Deutsche Lebensversicherer-Stille Reserven adee

Niedrige Zinsen waren jahrelang das Problem der Lebensversicherer. Die Solvenzquoten waren gefallen, die Zinsreserven kaum noch finanzierbar. Jetzt schaffen höhere Zinsen und Inflationsraten von teilweise über zehn Prozent andere Probleme. Die Sorge um Zinsreserve und Garantien schwinden, dafür aber entsteht eine negative Realverzinsung.

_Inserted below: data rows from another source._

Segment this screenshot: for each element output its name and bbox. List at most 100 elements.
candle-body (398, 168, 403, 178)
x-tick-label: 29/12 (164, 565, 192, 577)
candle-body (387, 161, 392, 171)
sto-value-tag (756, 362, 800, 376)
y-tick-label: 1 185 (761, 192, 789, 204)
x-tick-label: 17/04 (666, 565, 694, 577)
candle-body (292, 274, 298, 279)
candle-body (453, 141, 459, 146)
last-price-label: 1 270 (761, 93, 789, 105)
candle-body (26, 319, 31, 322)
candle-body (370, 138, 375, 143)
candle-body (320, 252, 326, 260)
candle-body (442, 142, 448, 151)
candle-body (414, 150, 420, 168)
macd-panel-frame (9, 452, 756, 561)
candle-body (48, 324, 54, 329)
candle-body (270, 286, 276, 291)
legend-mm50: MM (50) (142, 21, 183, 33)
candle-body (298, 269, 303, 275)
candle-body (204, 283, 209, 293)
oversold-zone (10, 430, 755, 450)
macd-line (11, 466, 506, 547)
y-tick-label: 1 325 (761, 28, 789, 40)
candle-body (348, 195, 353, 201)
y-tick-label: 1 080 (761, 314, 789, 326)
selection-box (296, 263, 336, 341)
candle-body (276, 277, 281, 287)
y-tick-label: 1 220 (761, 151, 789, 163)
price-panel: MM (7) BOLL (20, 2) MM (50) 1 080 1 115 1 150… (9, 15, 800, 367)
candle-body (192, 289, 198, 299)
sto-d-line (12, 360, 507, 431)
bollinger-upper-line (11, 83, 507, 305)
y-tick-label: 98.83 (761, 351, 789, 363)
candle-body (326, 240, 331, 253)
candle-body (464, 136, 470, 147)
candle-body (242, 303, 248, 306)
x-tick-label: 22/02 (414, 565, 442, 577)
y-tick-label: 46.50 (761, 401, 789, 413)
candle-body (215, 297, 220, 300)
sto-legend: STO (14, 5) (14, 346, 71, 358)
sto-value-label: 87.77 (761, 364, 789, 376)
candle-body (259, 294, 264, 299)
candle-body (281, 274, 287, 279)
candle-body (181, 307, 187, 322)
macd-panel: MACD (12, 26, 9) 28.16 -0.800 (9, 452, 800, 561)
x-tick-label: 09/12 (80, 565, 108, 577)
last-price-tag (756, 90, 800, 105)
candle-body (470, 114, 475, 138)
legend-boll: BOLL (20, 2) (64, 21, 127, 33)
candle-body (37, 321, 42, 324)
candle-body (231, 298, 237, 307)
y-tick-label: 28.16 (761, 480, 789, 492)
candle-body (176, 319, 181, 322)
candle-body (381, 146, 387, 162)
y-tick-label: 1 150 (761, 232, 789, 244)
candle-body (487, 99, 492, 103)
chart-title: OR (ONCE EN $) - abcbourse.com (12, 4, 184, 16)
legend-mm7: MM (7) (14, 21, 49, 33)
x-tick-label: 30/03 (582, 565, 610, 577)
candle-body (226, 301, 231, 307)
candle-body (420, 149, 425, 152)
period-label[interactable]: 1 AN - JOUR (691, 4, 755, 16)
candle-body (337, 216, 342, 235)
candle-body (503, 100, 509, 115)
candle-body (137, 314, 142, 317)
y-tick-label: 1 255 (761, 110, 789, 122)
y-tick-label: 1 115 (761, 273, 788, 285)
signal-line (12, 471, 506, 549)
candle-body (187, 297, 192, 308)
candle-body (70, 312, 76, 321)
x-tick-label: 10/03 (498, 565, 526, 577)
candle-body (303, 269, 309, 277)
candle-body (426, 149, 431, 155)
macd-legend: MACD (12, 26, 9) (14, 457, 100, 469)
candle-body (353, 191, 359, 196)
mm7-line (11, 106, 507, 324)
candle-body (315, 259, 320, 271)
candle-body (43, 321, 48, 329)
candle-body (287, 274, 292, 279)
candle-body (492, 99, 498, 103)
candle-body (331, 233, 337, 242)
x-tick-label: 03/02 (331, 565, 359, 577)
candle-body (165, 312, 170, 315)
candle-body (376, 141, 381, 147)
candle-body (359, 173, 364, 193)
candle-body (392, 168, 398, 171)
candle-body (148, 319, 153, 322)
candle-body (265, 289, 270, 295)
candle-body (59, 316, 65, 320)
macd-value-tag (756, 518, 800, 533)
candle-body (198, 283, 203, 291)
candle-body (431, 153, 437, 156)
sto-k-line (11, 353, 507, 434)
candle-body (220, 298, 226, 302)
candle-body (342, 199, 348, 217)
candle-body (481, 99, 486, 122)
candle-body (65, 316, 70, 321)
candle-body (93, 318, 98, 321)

Wer 1000 € bei vier Prozent Zinsen und zehn Prozent Inflation einzahlt, hat am Jahresschluss effektiv 945 € Kaufkraft. Auf einmal ist es für die Lebensversicherer schwierig, gegenüber dem Kunden Argumente für die Fortsetzung bestehender oder den Abschluss neuer Vorsorgepolicen zu finden. Hinzu kommt, dass die Versicherungen einen Großteil ihrer Einlagen in festverzinslichen langlaufenden Papieren angelegt haben, sodass sie ihren Kunden keine den Banken vergleichbare Renditen anbieten können.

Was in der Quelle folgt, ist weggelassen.